Ao mesmo tempo, o Irã anunciou que vai permitir que os inspetores da Agência Internacional de Energia Atômica (AIEA) visitem a base militar de Parchin, onde a entidade (que já inspecionou o local em 2005) diz que os militares iranianos teriam conduzido explosões que poderiam ser testes de material para detonadores de armas nucleares. Além disso, EUA, Alemanha, França, Rússia, China e Reino Unido disseram-se prontos a retomar conversações com o Irã.

Nos EUA, o relatório mensal do Departamento de Energia (DoE) sobre as perspectivas de curto prazo para o mercado rebaixou suas projeções de demanda de petróleo em 2012 e 2013. Segundo o DoE, a demanda norte-americana deverá cair neste ano para 18,77 milhões de barris por dia, nível mais baixo em 15 anos. As projeções para o crescimento da demanda da China, segundo maior consumidor mundial, foram rebaixadas para 4,5% neste ano e 4,6% em 2013; as previsões anteriores eram de 5,4% e 6,3%, respectivamente.

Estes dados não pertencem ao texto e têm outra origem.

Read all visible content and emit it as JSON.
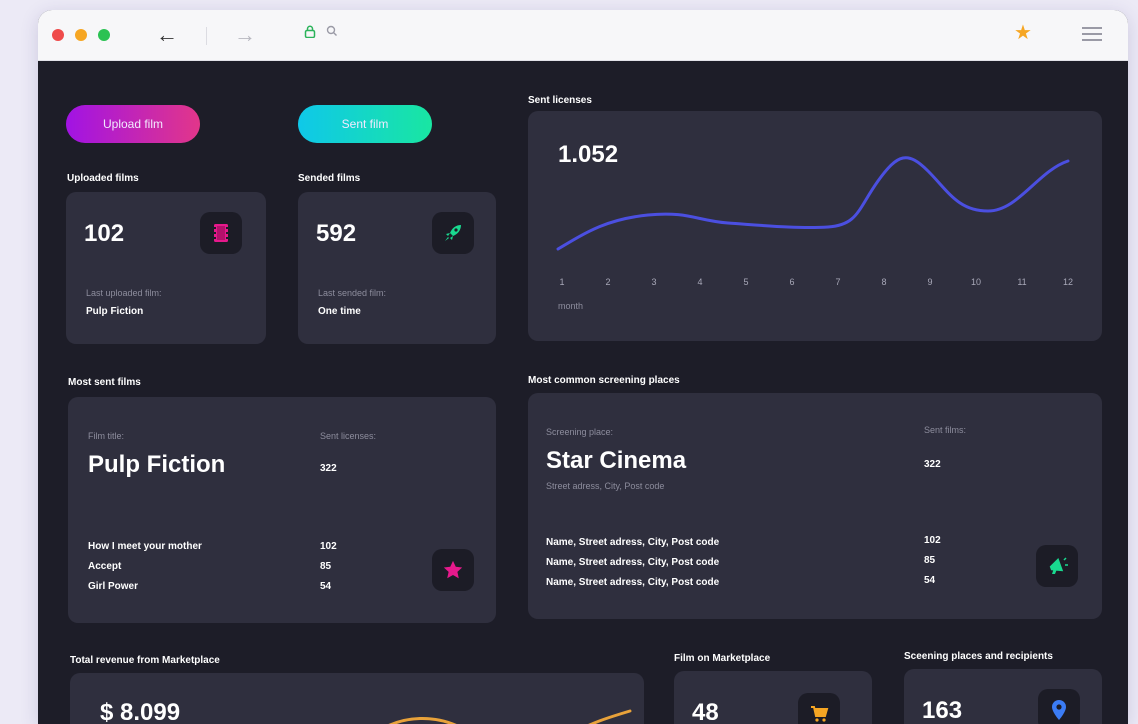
{
  "browser": {
    "back_icon": "arrow-left-icon",
    "forward_icon": "arrow-right-icon",
    "lock_icon": "lock-icon",
    "search_icon": "search-icon",
    "bookmark_icon": "star-icon",
    "menu_icon": "hamburger-icon"
  },
  "actions": {
    "upload_label": "Upload film",
    "sent_label": "Sent film"
  },
  "uploaded": {
    "title": "Uploaded films",
    "count": "102",
    "last_label": "Last uploaded film:",
    "last_value": "Pulp Fiction",
    "icon": "film-icon",
    "icon_color": "#e6198c"
  },
  "sended": {
    "title": "Sended films",
    "count": "592",
    "last_label": "Last sended film:",
    "last_value": "One time",
    "icon": "rocket-icon",
    "icon_color": "#19d98f"
  },
  "licenses": {
    "title": "Sent licenses",
    "total": "1.052",
    "x_ticks": [
      "1",
      "2",
      "3",
      "4",
      "5",
      "6",
      "7",
      "8",
      "9",
      "10",
      "11",
      "12"
    ],
    "x_label": "month",
    "line_color": "#4b4fe0"
  },
  "most_sent": {
    "title": "Most sent films",
    "film_label": "Film title:",
    "count_label": "Sent licenses:",
    "top_film": "Pulp Fiction",
    "top_count": "322",
    "rows": [
      {
        "name": "How I meet your mother",
        "count": "102"
      },
      {
        "name": "Accept",
        "count": "85"
      },
      {
        "name": "Girl Power",
        "count": "54"
      }
    ],
    "icon": "star-icon",
    "icon_color": "#e6198c"
  },
  "screening": {
    "title": "Most common screening places",
    "place_label": "Screening place:",
    "count_label": "Sent films:",
    "top_place": "Star Cinema",
    "top_address": "Street adress, City, Post code",
    "top_count": "322",
    "rows": [
      {
        "name": "Name, Street adress, City, Post code",
        "count": "102"
      },
      {
        "name": "Name, Street adress, City, Post code",
        "count": "85"
      },
      {
        "name": "Name, Street adress, City, Post code",
        "count": "54"
      }
    ],
    "icon": "megaphone-icon",
    "icon_color": "#19d98f"
  },
  "revenue": {
    "title": "Total revenue from Marketplace",
    "amount": "$ 8.099",
    "line_color": "#e8a23a"
  },
  "marketplace": {
    "title": "Film on Marketplace",
    "count": "48",
    "icon": "cart-icon",
    "icon_color": "#f6a623"
  },
  "recipients": {
    "title": "Sceening places and recipients",
    "count": "163",
    "icon": "map-pin-icon",
    "icon_color": "#3b7cf5"
  }
}
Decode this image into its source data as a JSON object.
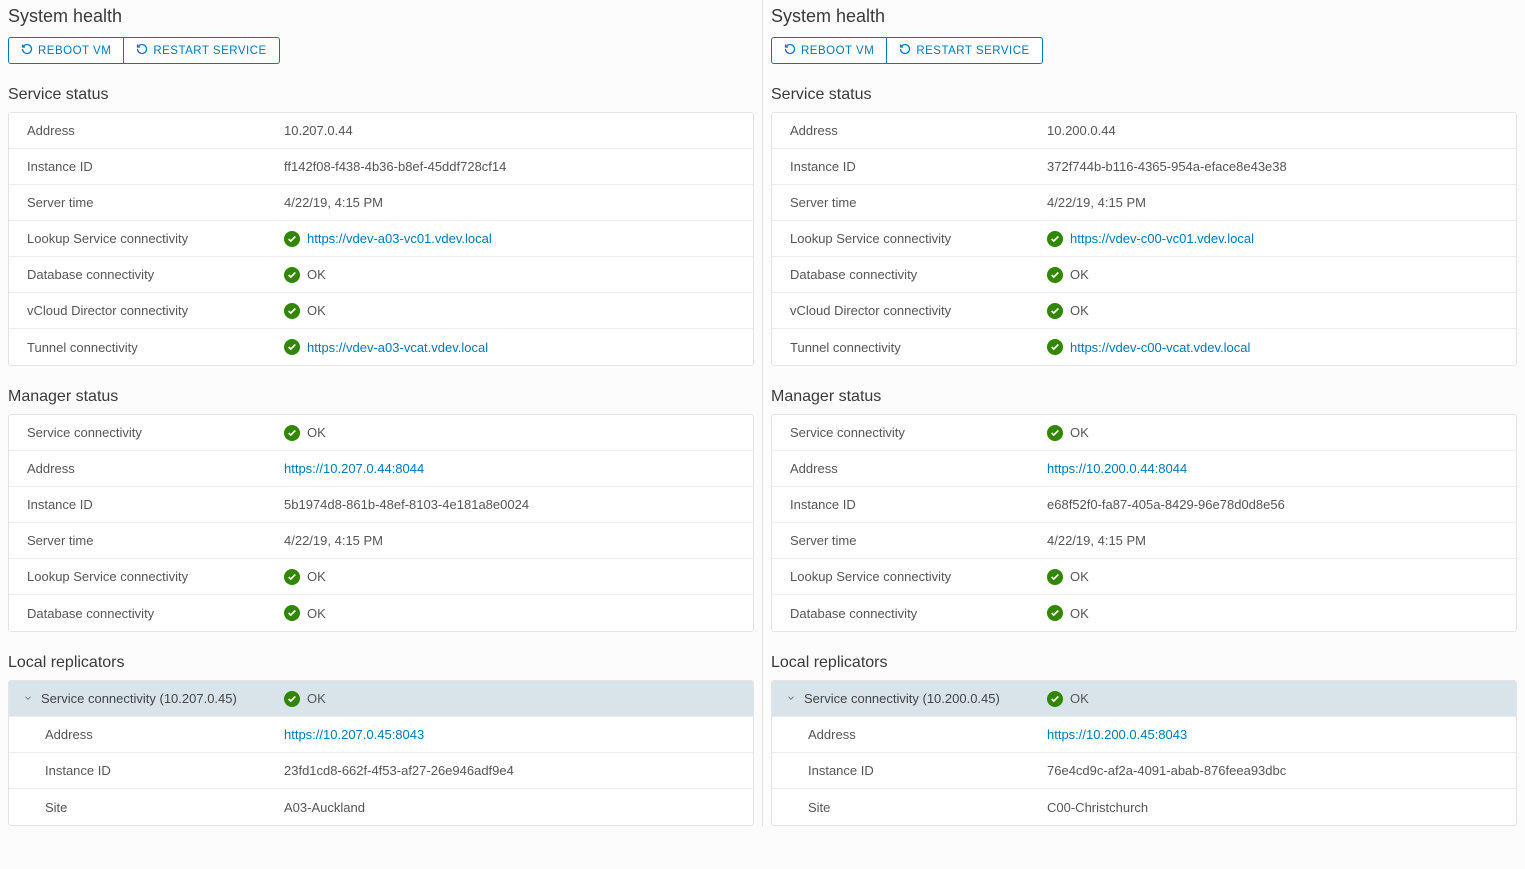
{
  "labels": {
    "system_health": "System health",
    "reboot_vm": "Reboot VM",
    "restart_service": "Restart Service",
    "service_status": "Service status",
    "manager_status": "Manager status",
    "local_replicators": "Local replicators",
    "address": "Address",
    "instance_id": "Instance ID",
    "server_time": "Server time",
    "lookup": "Lookup Service connectivity",
    "db": "Database connectivity",
    "vcd": "vCloud Director connectivity",
    "tunnel": "Tunnel connectivity",
    "svc_conn": "Service connectivity",
    "site": "Site",
    "ok": "OK"
  },
  "left": {
    "service": {
      "address": "10.207.0.44",
      "instance_id": "ff142f08-f438-4b36-b8ef-45ddf728cf14",
      "server_time": "4/22/19, 4:15 PM",
      "lookup_url": "https://vdev-a03-vc01.vdev.local",
      "tunnel_url": "https://vdev-a03-vcat.vdev.local"
    },
    "manager": {
      "address_url": "https://10.207.0.44:8044",
      "instance_id": "5b1974d8-861b-48ef-8103-4e181a8e0024",
      "server_time": "4/22/19, 4:15 PM"
    },
    "replicator": {
      "header": "Service connectivity (10.207.0.45)",
      "address_url": "https://10.207.0.45:8043",
      "instance_id": "23fd1cd8-662f-4f53-af27-26e946adf9e4",
      "site": "A03-Auckland"
    }
  },
  "right": {
    "service": {
      "address": "10.200.0.44",
      "instance_id": "372f744b-b116-4365-954a-eface8e43e38",
      "server_time": "4/22/19, 4:15 PM",
      "lookup_url": "https://vdev-c00-vc01.vdev.local",
      "tunnel_url": "https://vdev-c00-vcat.vdev.local"
    },
    "manager": {
      "address_url": "https://10.200.0.44:8044",
      "instance_id": "e68f52f0-fa87-405a-8429-96e78d0d8e56",
      "server_time": "4/22/19, 4:15 PM"
    },
    "replicator": {
      "header": "Service connectivity (10.200.0.45)",
      "address_url": "https://10.200.0.45:8043",
      "instance_id": "76e4cd9c-af2a-4091-abab-876feea93dbc",
      "site": "C00-Christchurch"
    }
  }
}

Segundo o analista Gene McGillian, da Tradition Energy, “com a incerteza econômica, os mercados recuaram das máximas dos últimos nove meses, que vimos recentemente”.

Na New York Mercantile Exchange (Nymex), os contratos de petróleo bruto para abril fecharam a US$ 104,70 por barril, em queda de US$ 2,02 (1,89%); na Intercontinental Exchange (ICE), os contratos do petróleo Brent para abril fecharam a US$ 121,98 por barril, em queda de US$ 1,82 (1,47%). As informações são da Dow Jones.